A: Optical transceivers are less reliable than cables but offer higher bandwidth, lower cost, and lower power consumption. Failure-handling mechanisms are integrated (e.g., dynamic reconfiguration to bypass broken paths). Future reliability improvements will enhance systems like NegotiaToR.
Q: Why do electrical switches face capacity limitations post-Moore’s Law?
A: Moore’s Law slowdown affects CMOS-based switching chips, making it challenging to increase switching capacity (e.g., 51.2 Tbps forwarding rate) within power/die area constraints. This is a switching limitation, not a link bandwidth issue.
Q: What challenges arise when using optical switching for AI training networks (e.g., AllReduce communication)?

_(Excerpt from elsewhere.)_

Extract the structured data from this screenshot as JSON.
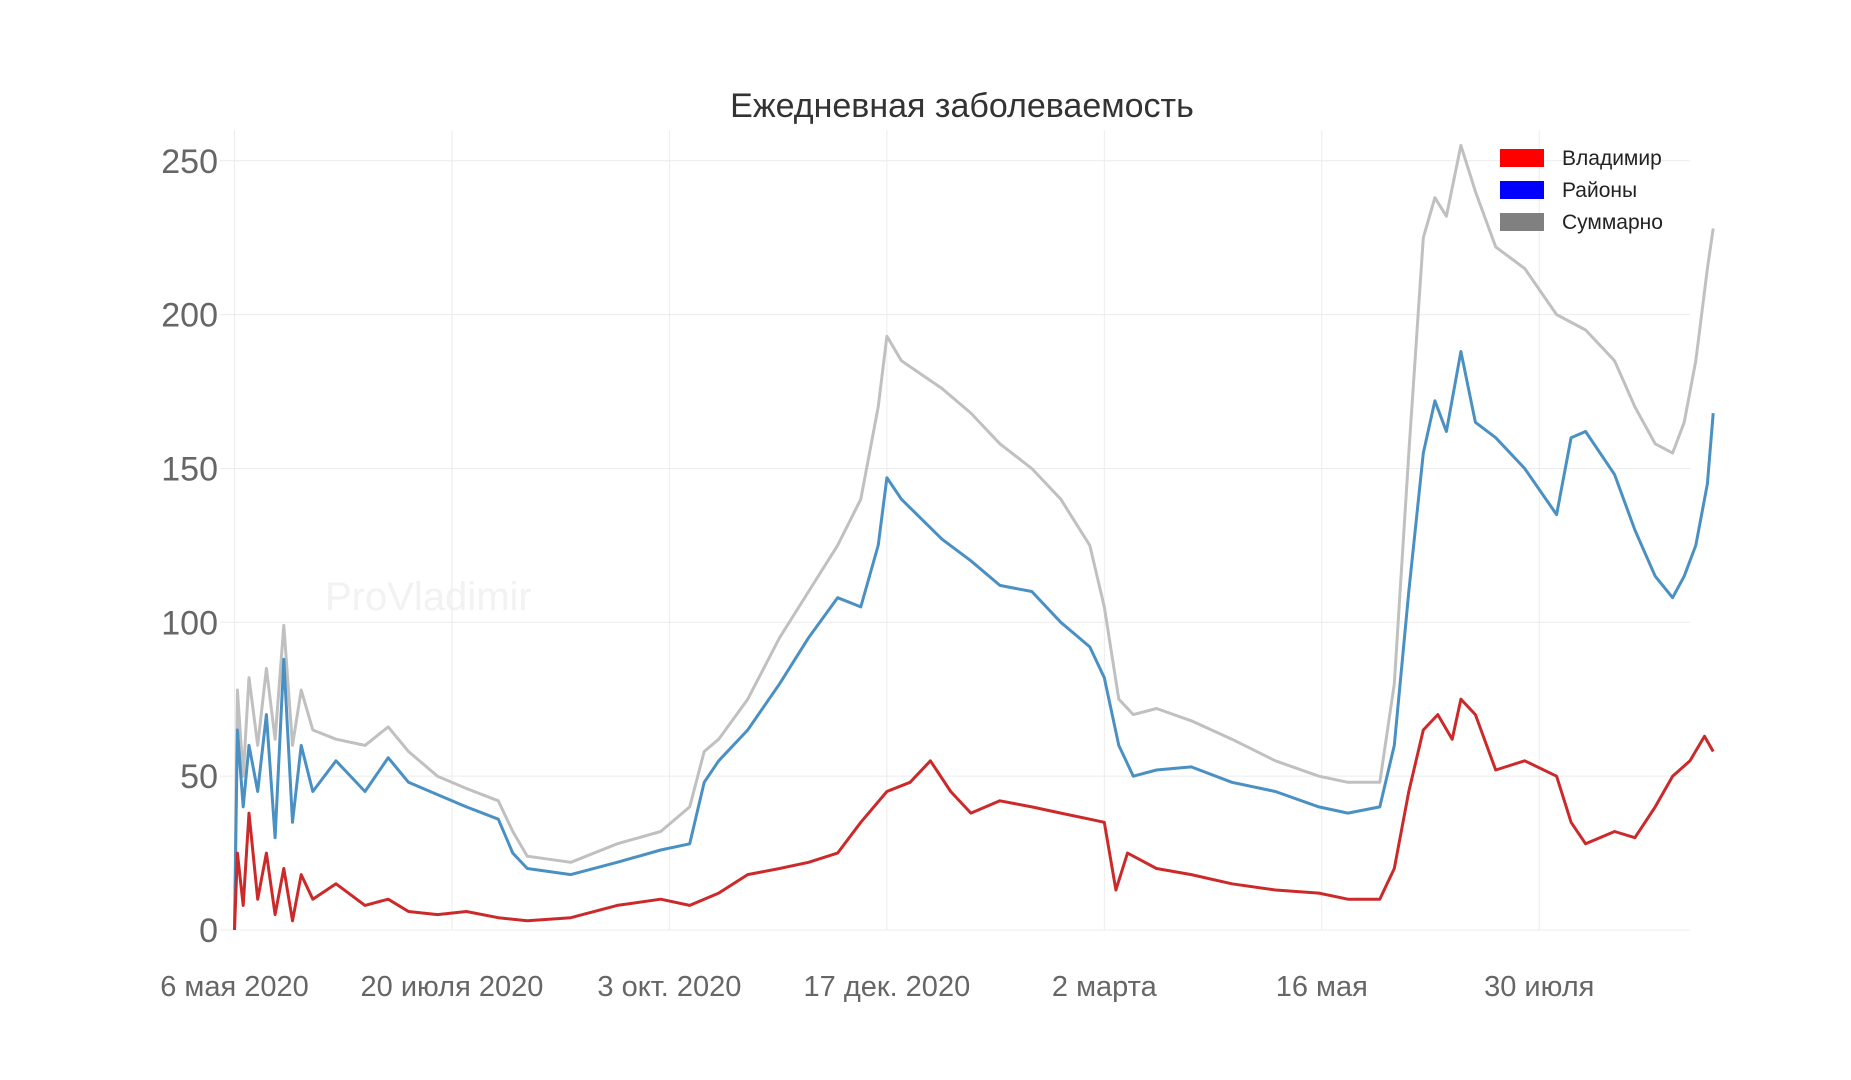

A: AI workloads are predictable, enabling easier adoption for core switches and failure handling. NegotiaToR leverages nanosecond reconfiguration for efficient recovery (as in NVIDIA’s work), and optical switching provides higher bandwidth opportunities.

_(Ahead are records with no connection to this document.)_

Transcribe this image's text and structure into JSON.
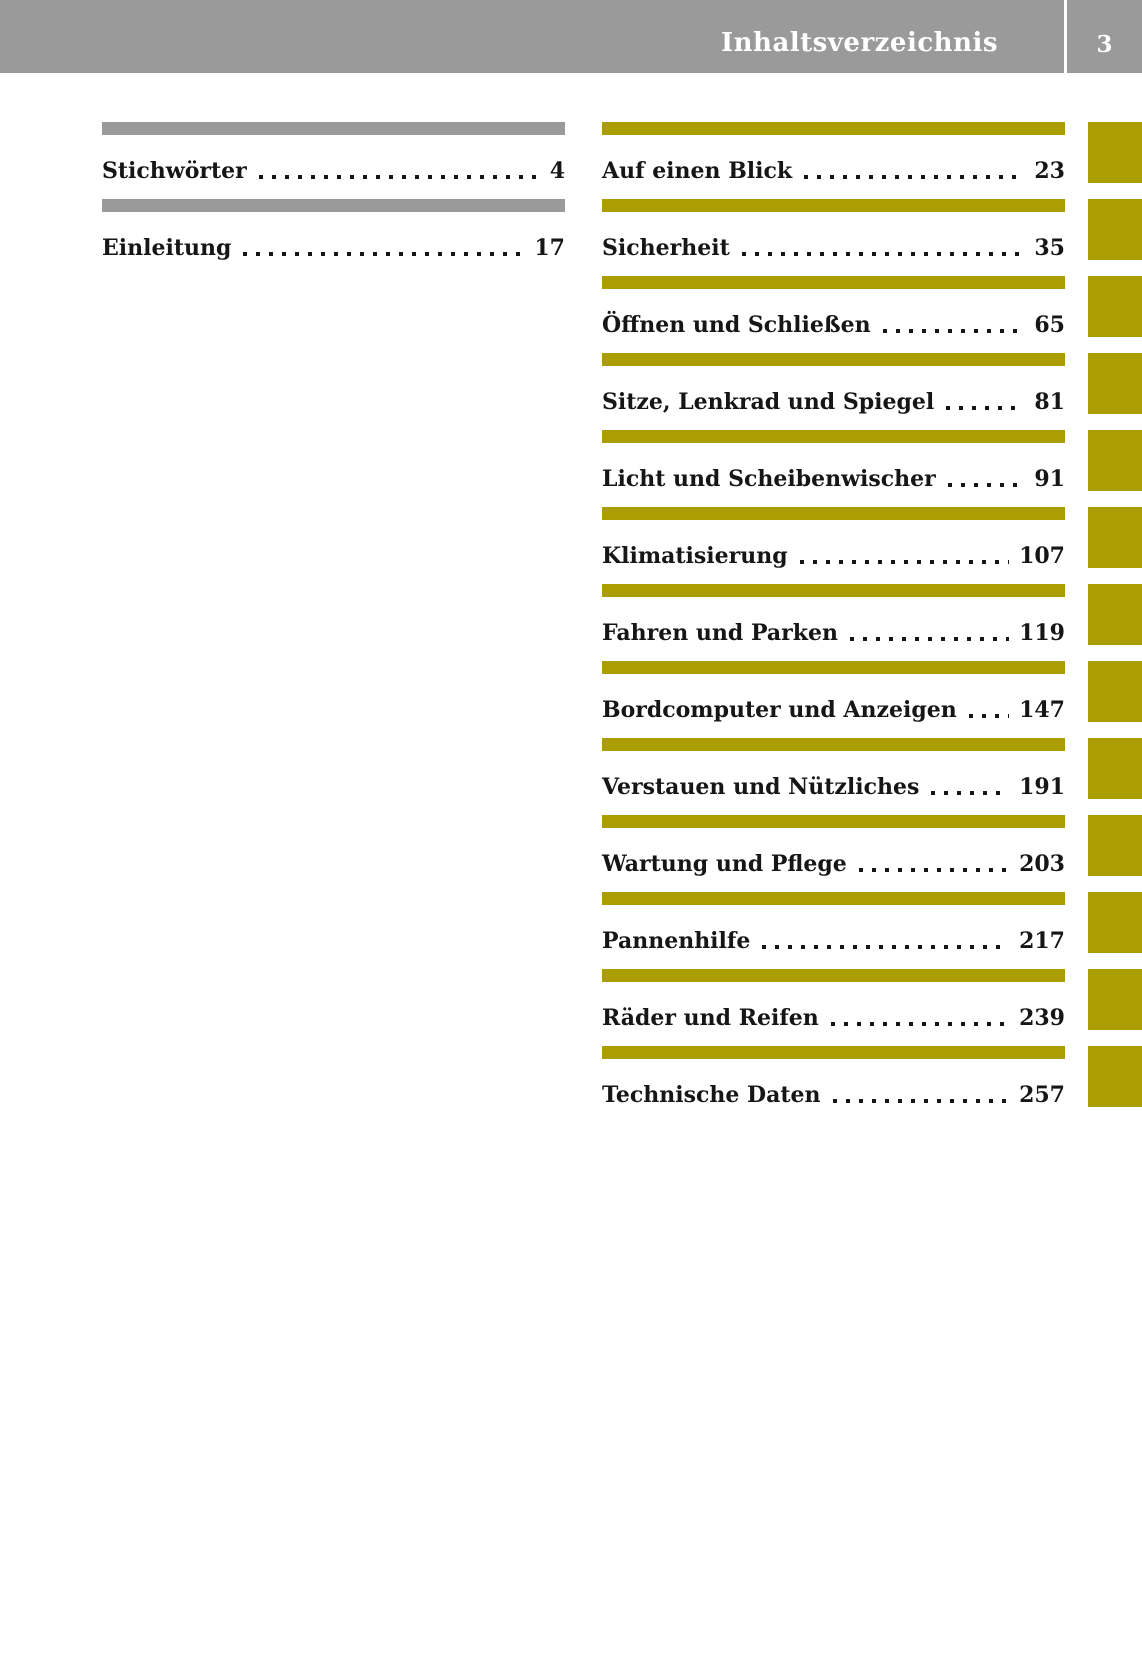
{
  "header": {
    "title": "Inhaltsverzeichnis",
    "page_number": "3"
  },
  "left_column": [
    {
      "label": "Stichwörter",
      "page": "4"
    },
    {
      "label": "Einleitung",
      "page": "17"
    }
  ],
  "right_column": [
    {
      "label": "Auf einen Blick",
      "page": "23"
    },
    {
      "label": "Sicherheit",
      "page": "35"
    },
    {
      "label": "Öffnen und Schließen",
      "page": "65"
    },
    {
      "label": "Sitze, Lenkrad und Spiegel",
      "page": "81"
    },
    {
      "label": "Licht und Scheibenwischer",
      "page": "91"
    },
    {
      "label": "Klimatisierung",
      "page": "107"
    },
    {
      "label": "Fahren und Parken",
      "page": "119"
    },
    {
      "label": "Bordcomputer und Anzeigen",
      "page": "147"
    },
    {
      "label": "Verstauen und Nützliches",
      "page": "191"
    },
    {
      "label": "Wartung und Pflege",
      "page": "203"
    },
    {
      "label": "Pannenhilfe",
      "page": "217"
    },
    {
      "label": "Räder und Reifen",
      "page": "239"
    },
    {
      "label": "Technische Daten",
      "page": "257"
    }
  ],
  "side_tab_count": 13,
  "colors": {
    "header_bg": "#9a9a9a",
    "gray_bar": "#9a9a9a",
    "olive": "#ab9e04",
    "text": "#161616",
    "header_text": "#ffffff"
  }
}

Q: Will fault tolerance mechanisms differ in optical switching vs. traditional architectures? A: Yes. In NegotiaToR, a predefined phase detects failures (nodes identify missing messages), enabling dynamic link adjustments. This improves failure handling but may impact load balancing; software solutions like UCMP path selection mitigate this.
Q: Are current optical switches fixed-function? Can they be programmable like P4 switches?
A: Current optical switches handle basic connections. Future versions may integrate optical computation (e.g., arithmetic via light properties) for in-network processing (like ML acceleration), but programmability details (e.g., latency) are in papers like Lightning.
Q: Does NegotiaToR have scalability bottlenecks? If so, where?
A: The bottleneck is the predefined phase: As TOR switches increase, the phase duration grows. Solutions include adding more optical switches to shorten the phase or adopting group-based methods like SHIELD.
Q: Can NegotiaToR explicitly separate mice/elephant flows like RotorNet/Opera?
A: No. NegotiaToR uses fast-switching hardware (10ns reconfiguration) to handle all flows with a single mechanism/network, reducing operational costs. Flow separation is unnecessary.
Q: If we pipeline the request-grant-accept process, what performance gain is expected?
A: Pipelining improves throughput by eliminating idle time between phases but does not reduce scheduling latency.
Q: How to transition from traditional DCN to optical switching-based DCN?
A: Gradual replacement (e.g., Google’s Jupiter Evolving), hybrid networks (combining optical/electrical switches), and traffic steering. Engineering effort is significant but feasible.